Brian and Lauren hit the Basic Cardiovascular Sciences 2018 Scientific Sessions in San Antonio, July 31-Aug2, last week. Brian presented his invited seminar entitled Altered Retinostasis in Heart Failure in the Tuesday session on Transcriptional Regulation and Epigenetics. Stunning talks by all the speakers, including Enzo Porello from Murdoch Children’s Research Institute, Tom Vondriska from UCLA and Sam Bhattacharyya from UTSW.
Lauren presented her first poster at a national meeting entitled Characterization of the Mechanisms of Retinoic Acid-Mediated Suppression of Cardiac Hypertrophy, in the Wednesday afternoon poster session. She nailed it! Lots of traffic, interest and feedback.
Brian and Lauren would like to thank the organizers of the BCVS 2018 meeting for the opportunity to present their data.
A few weeks ago we were thrilled to learn that the AHA has chosen to fund our work on altered retinoic acid homeostasis in heart failure progression with a Transformational Project Award. I wish to extend my thanks to the AHA, past and present members of the research team (Ni, Lauren & Kyriakos), as well as colleagues for their critical advice and support (you know who you are).
Yikes, it’s been a while since the last update. As we begin 2017, this is a good time to reflect on the year that was. A source of pride in 2016 was the publication of the book Manual of Cardiovascular Proteomics, which I co-edited with Dr. Giulio Agnetti Assistant Professor of Medicine and Director of the Center for Research on Cardiac Intermediate Filaments here at Johns Hopkins Cardiology, and Dr. Merry Lindsey, Professor of Physiology/Medicine and Director of the Mississippi Center for Heart Research at the University of Mississippi. It was a delight to work with them as well as the cadre of exceptional contributors that includes both icons of cardiovascular proteomics and emerging stars. Merry, Giulio and I also chipped in a few chapters ;-). The scope of the book is pretty impressive, ranging from the time-honored fundamentals of chromatography and mass spectrometry to the modern tools of statistics, pathway, and network analyses, as they are applied to hotbed fields including ischemia-reperfusion injury, heart failure, vascular dysfunction, stem cell biology and clinical biomarker development. Check it out.

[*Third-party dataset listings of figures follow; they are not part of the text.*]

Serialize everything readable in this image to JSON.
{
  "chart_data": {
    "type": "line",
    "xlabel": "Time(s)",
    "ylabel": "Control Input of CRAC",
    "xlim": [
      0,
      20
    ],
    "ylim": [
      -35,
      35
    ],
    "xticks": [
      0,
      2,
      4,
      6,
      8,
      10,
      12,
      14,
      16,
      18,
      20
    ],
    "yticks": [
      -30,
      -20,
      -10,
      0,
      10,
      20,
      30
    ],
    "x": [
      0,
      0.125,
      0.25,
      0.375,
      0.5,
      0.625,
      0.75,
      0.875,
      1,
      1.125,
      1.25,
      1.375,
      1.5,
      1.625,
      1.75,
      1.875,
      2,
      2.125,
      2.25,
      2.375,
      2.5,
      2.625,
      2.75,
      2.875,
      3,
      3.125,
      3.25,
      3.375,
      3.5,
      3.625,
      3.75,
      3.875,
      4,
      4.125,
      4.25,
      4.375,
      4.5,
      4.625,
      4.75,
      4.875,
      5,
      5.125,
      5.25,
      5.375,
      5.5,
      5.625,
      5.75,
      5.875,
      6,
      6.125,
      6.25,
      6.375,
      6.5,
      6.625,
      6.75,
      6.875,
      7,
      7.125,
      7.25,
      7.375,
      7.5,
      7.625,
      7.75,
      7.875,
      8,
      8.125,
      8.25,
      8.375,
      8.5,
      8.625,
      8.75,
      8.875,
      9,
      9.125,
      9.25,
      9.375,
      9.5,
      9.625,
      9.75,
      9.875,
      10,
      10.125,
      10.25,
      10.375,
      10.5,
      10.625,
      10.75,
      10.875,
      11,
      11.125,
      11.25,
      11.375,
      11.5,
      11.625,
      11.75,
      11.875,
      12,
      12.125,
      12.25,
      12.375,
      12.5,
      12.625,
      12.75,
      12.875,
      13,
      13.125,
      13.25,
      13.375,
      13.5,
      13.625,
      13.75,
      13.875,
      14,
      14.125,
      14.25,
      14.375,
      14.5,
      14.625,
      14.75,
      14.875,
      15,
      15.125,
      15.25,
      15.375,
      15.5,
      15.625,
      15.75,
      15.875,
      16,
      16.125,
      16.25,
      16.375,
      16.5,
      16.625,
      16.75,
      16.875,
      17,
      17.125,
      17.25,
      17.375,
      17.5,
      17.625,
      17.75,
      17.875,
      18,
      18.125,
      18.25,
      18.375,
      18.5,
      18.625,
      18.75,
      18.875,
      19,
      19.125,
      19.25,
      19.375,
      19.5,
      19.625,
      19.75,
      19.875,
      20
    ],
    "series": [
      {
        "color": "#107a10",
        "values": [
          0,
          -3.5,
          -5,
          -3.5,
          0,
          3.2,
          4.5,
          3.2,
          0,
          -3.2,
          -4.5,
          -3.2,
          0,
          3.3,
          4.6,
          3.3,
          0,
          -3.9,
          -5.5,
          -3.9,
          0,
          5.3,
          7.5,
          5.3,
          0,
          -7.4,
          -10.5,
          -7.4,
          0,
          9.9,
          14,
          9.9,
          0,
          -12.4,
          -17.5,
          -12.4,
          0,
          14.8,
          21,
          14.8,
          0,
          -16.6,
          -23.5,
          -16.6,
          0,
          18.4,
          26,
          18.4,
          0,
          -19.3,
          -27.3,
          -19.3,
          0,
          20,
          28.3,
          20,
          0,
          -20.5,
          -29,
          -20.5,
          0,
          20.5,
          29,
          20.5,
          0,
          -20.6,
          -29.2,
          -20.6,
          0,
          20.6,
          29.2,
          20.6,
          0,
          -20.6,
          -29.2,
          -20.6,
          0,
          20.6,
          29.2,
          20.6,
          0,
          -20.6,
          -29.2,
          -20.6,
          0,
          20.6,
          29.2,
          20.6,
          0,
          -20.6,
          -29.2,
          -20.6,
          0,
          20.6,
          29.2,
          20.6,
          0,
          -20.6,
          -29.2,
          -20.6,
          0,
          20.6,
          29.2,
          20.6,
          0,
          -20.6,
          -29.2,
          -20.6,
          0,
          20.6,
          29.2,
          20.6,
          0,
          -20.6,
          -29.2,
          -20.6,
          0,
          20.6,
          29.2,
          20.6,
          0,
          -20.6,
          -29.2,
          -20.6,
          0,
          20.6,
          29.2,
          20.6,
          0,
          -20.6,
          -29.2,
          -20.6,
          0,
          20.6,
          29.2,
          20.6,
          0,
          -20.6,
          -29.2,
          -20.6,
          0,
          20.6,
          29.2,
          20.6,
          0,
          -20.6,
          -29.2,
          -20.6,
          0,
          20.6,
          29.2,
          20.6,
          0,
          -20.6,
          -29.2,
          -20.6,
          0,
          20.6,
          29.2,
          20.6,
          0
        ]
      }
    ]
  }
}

Integrated Omic Analysis of a Guinea Pig Model of Heart Failure and Sudden Cardiac Death. J Proteome Res. 2016 Sep 2;15(9):3009-28. doi: 10.1021/acs.jproteome.6b00149. PMID: 27399916
in which we examined the transcriptome, proteome and metabolome of heart failure progression in a modified pressure-overload guinea pig model that uniquely recapitulates both the transition from compensated hypertrophy to end-stage heart failure, but also clinically relevant sudden cardiac death. The model was developed by Dr. Ting Liu and Dr. Brian O’Rourke, Professor of Medicine and Vice-Chair for Basic and Translational Research in the Department of Medicine at Johns Hopkins. This paper represents the culmination of a broad collaboration between cardiac physiologists and biochemists, MS specialists, bioinformaticists and statisticians and commercial partners.
The goal was more than to simply extensively phenotype a new model of heart failure. Rather, we used the latest inferential pathway and upstream regulator analyses to garner new insights into likely gene-regulatory programs at work both early in hypertrophy and upon cardiac decompensation. We also wanted to showcase the value of multi-omic integration. The transcriptome provided the greatest depth of coverage particularly for proteomically-recalcitrant proteins like ion channels and other integral membrane proteins. But the proteins are the ultimate executors of cardiac function and for nearly 3000 of them, the correlation between protein and transcript changes in heart failure was fairly weak and were sometimes diametrically opposed, suggesting substantial post-transcriptional regulation. By integrating the proteome and metabolome we were also able to identify putative bottlenecks in metabolism.
Along with Dr. O’Rourke and collaborators, we have laid out the multi-omic landscape of hypertrophy and heart failure and have distilled a few essential take home messages. Moreover, our hope is that this study will serve as a resource for the research community. Along with the article, we have included an expansive online supplement that contains reader-friendly tables of analyses, as well as raw MS2 signal intensities for those who wish mine the data further.
Our most recent paper detailing the sites of lysine acetylation in the heart is now published in the online journal, PLOS One, and is also accessible through PubMed. One of the take home messages of the paper is that lysine acetylation in the heart goes beyond the well documented locations in the mitochondria and nucleus, and extends to calcium-handling proteins of the sarcoplasmic reticulum and the sarcomere. We present novel acetylation sites and outline testable hypotheses by which lysine acetylation might modulate function of key proteins involved in excitation-contraction coupling.